Mailing List lml@lancaironline.net Message #47814
From: <Sky2high@aol.com>
Sender: <marv@lancaironline.net>
Subject: Re: [LML] Runaway Trim
Date: Sun, 29 Jun 2008 00:06:35 -0400
To: <lml@lancaironline.net>
Rob, just to carry on the line ---- There are so many ways to skin the cat.
 
I love the Walnut wheeled, Reichel geared, spring driven pitch trim system in my 320.  I know how many tangential pushes to give it to retrim after flight regime changes.  I can measure the humidity by the resistance in moving the wheel (higher humidity, walnut swells, higher resistance).  I love to caress the fine natural finish of the walnut for each trim adjustment and it looks nice, too.  Oh, I can always override the springs should I runaway trim it with a forearm muscle tic or mental lapse (ever more frequent these days).
 
The rudder and aileron trims are tabless, internal servo operated, spring driven systems (similar to the aileron spring cartridge in the modern Cirrus) and runaway trim means overcoming some wee spring after I have swallowed a backup can of organically grown spinach. 
 
I am intrigued to read about the complex systems used to forestall electrical gremlins causing flight control problems - How about carrying pre-calibrated bungees to be attached to eyelets on the stick to overcome runaway trim (as listed on the emergency checklist).  They could be color coded - red for right, lilac for left, umber for up, etc. 
 
Grayhawk
 
Rob, this might not make it to the LML since I am in mail server limbo.  If it doesn't show up there, perhaps you could re-post it if you are not embarassed. 
 
In a message dated 6/27/2008 6:31:41 P.M. Central Daylight Time, rwolf99@aol.com writes:
I read the description of a pitch trim that failed to opeate.  But the logical step from the nuisance "it doesn't move when I want it to" to the hazardous "it moves when I don't want it to" isn't quite so logical.  Failing one way just isn't as likely as failing the other way.

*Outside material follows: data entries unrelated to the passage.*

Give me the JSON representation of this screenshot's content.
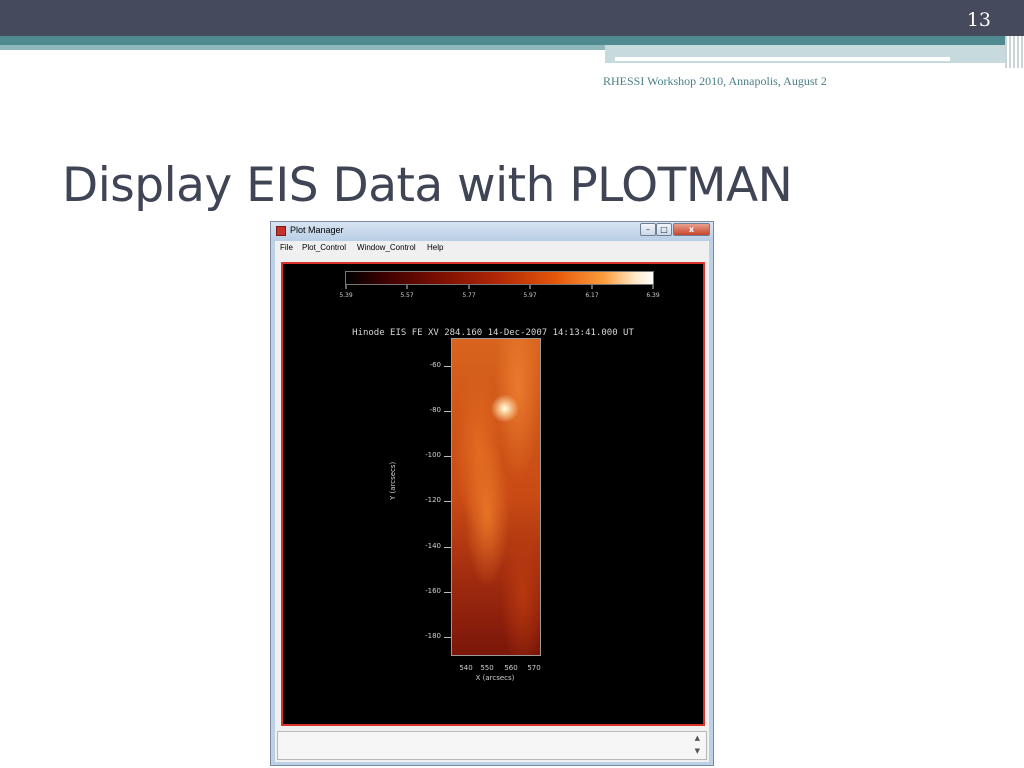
{
  "slide": {
    "page_number": "13",
    "footer": "RHESSI Workshop 2010, Annapolis, August 2",
    "title": "Display EIS Data with PLOTMAN"
  },
  "window": {
    "title": "Plot Manager",
    "buttons": {
      "minimize": "–",
      "maximize": "□",
      "close": "x"
    },
    "menu": [
      "File",
      "Plot_Control",
      "Window_Control",
      "Help"
    ]
  },
  "plot": {
    "title": "Hinode EIS FE XV 284.160 14-Dec-2007 14:13:41.000 UT",
    "colorbar_labels": [
      "5.39",
      "5.57",
      "5.77",
      "5.97",
      "6.17",
      "6.39"
    ],
    "y_axis_title": "Y (arcsecs)",
    "x_axis_title": "X (arcsecs)",
    "y_ticks": [
      "-60",
      "-80",
      "-100",
      "-120",
      "-140",
      "-160",
      "-180"
    ],
    "x_ticks": [
      "540",
      "550",
      "560",
      "570"
    ]
  },
  "colors": {
    "accent_dark": "#454a5c",
    "accent_teal": "#4f8a91",
    "plot_border": "#d8332c"
  }
}
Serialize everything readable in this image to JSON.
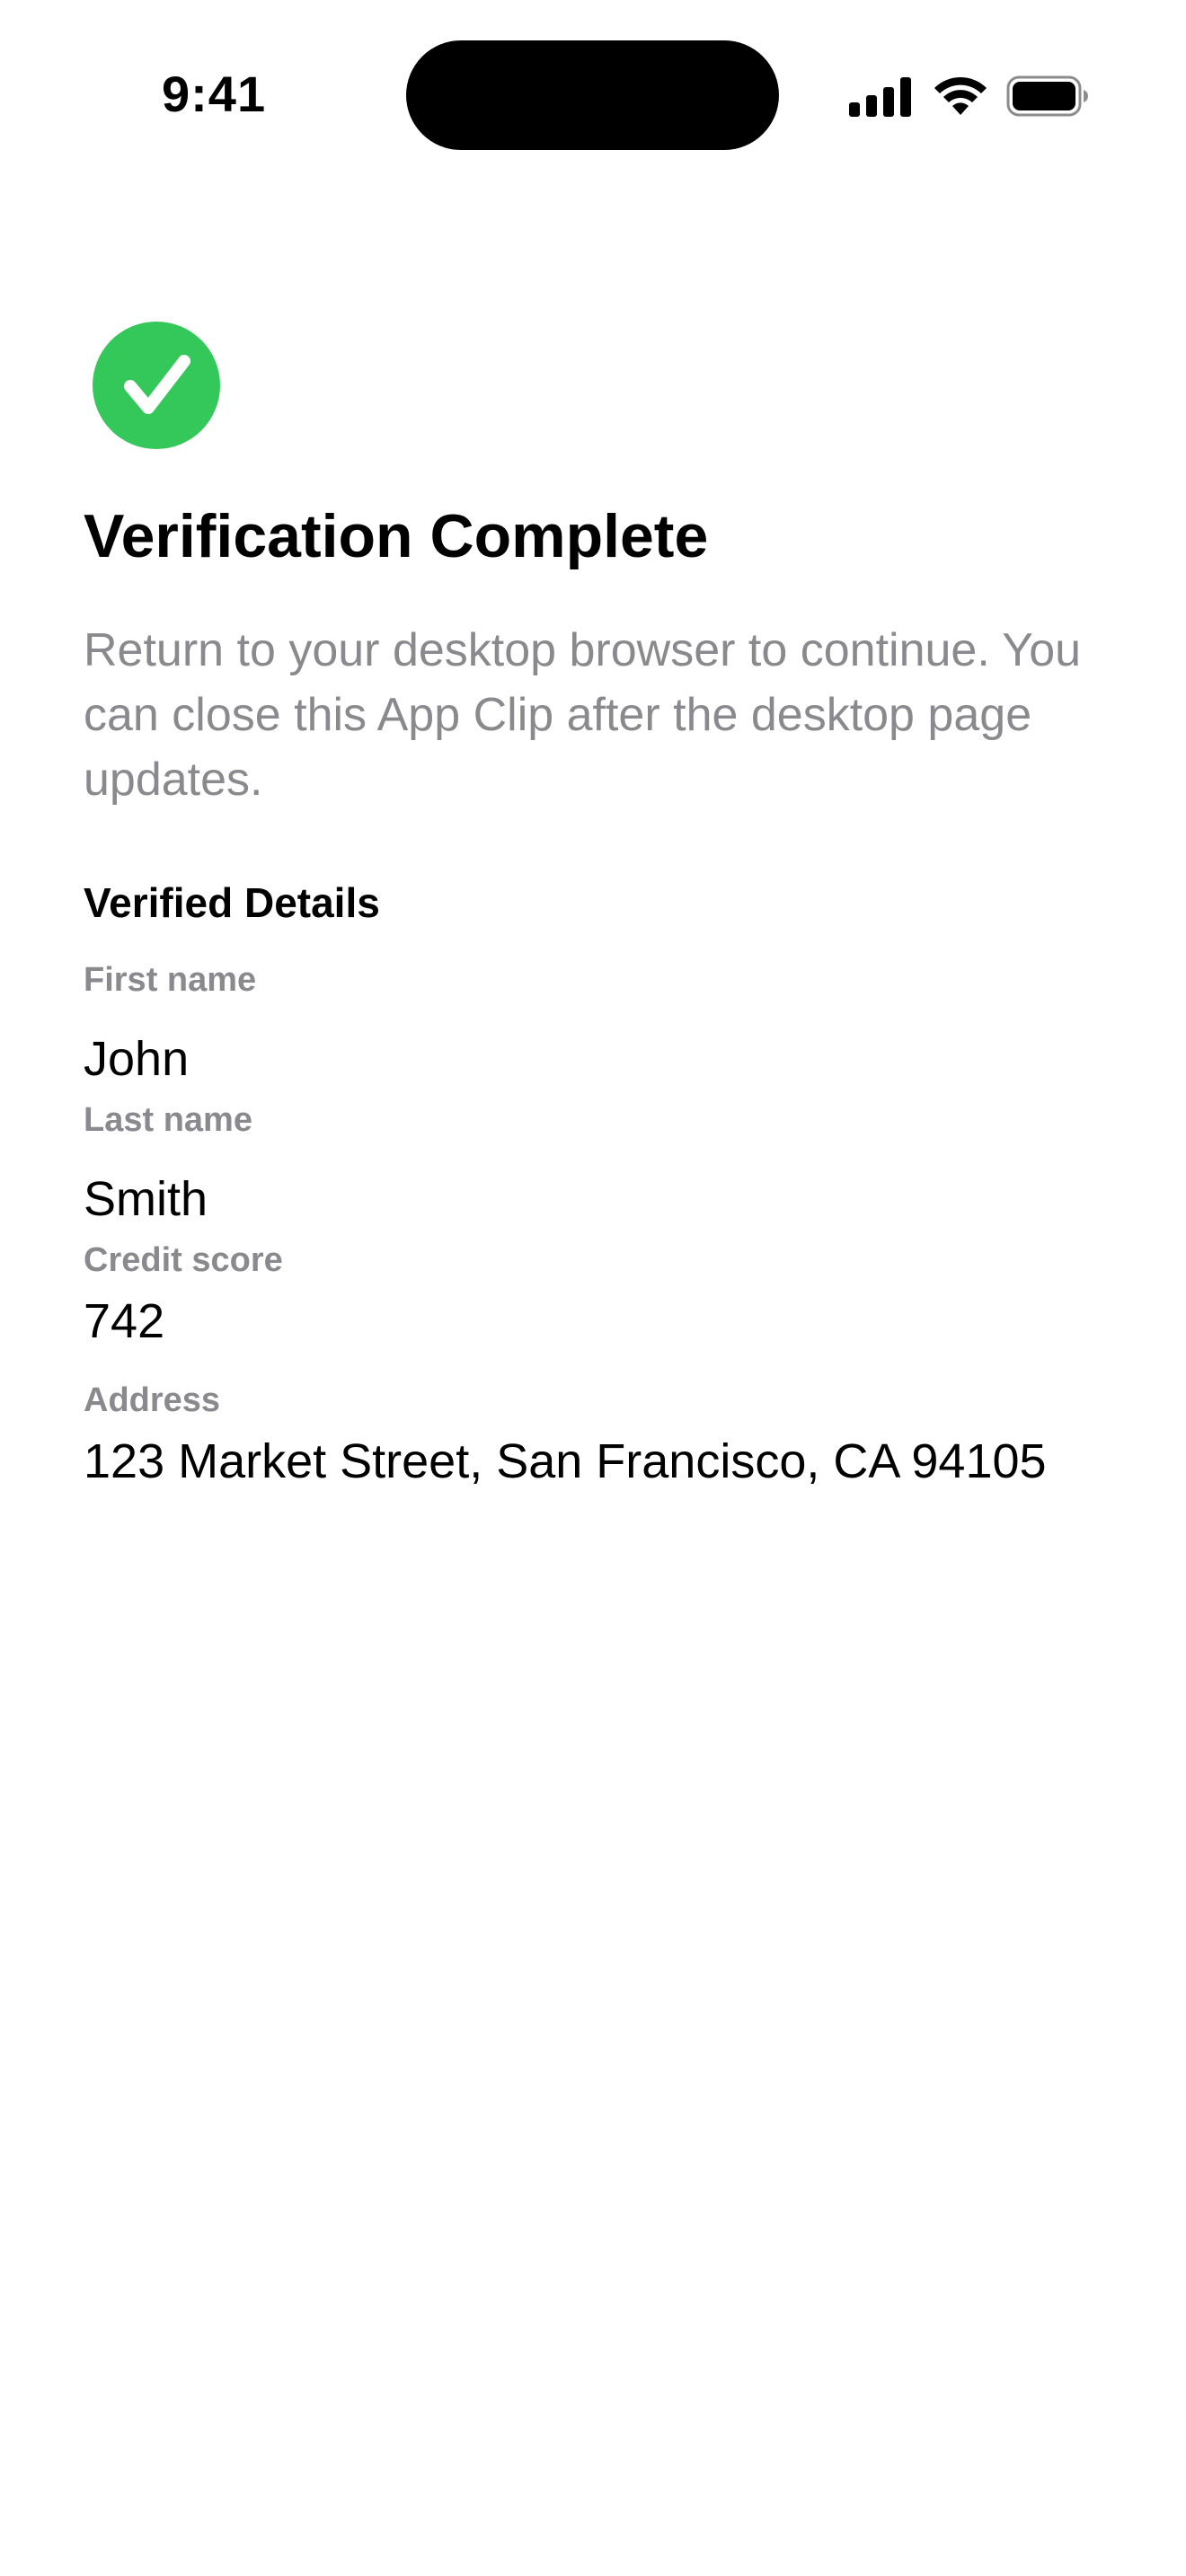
{
  "status_bar": {
    "time": "9:41",
    "icons": [
      "signal-icon",
      "wifi-icon",
      "battery-icon"
    ]
  },
  "main": {
    "icon": "checkmark-circle-icon",
    "icon_color": "#34C759",
    "title": "Verification Complete",
    "subtitle": "Return to your desktop browser to continue. You can close this App Clip after the desktop page updates."
  },
  "details": {
    "heading": "Verified Details",
    "fields": [
      {
        "label": "First name",
        "value": "John"
      },
      {
        "label": "Last name",
        "value": "Smith"
      },
      {
        "label": "Credit score",
        "value": "742"
      },
      {
        "label": "Address",
        "value": "123 Market Street, San Francisco, CA 94105"
      }
    ]
  }
}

1)  Why would the motor fail to run?  It's either not getting any power, or the motor is broken.  This can happen due to a wire connection failue ("broken wire") anywhere in the chain from the power bus to the ground.  Count the connections -- there could be as many as a dozen or more.  A pin-socket connector has three junctions -- the wire to the pin, the pin to the socket, and the socket to the wire.  The junction between the wire and the switch is another, and so forth.  A continuity break anywhere in the loop will cause the trim to not operate.

2)  Why would the motor run uncommanded?  Either the switch has failed (mechanically broken so that the contacts touch) or it is welded shut.  There's really no other way for it to happen.  We don't really put enough power through the switch to weld it, so it's really only a physically broken switch that would cause it.  Yeah, it can happen, but I wouldn't lose sleep over it.  Check it during the preflight and the likelihood of it failing in the next hour is pretty small.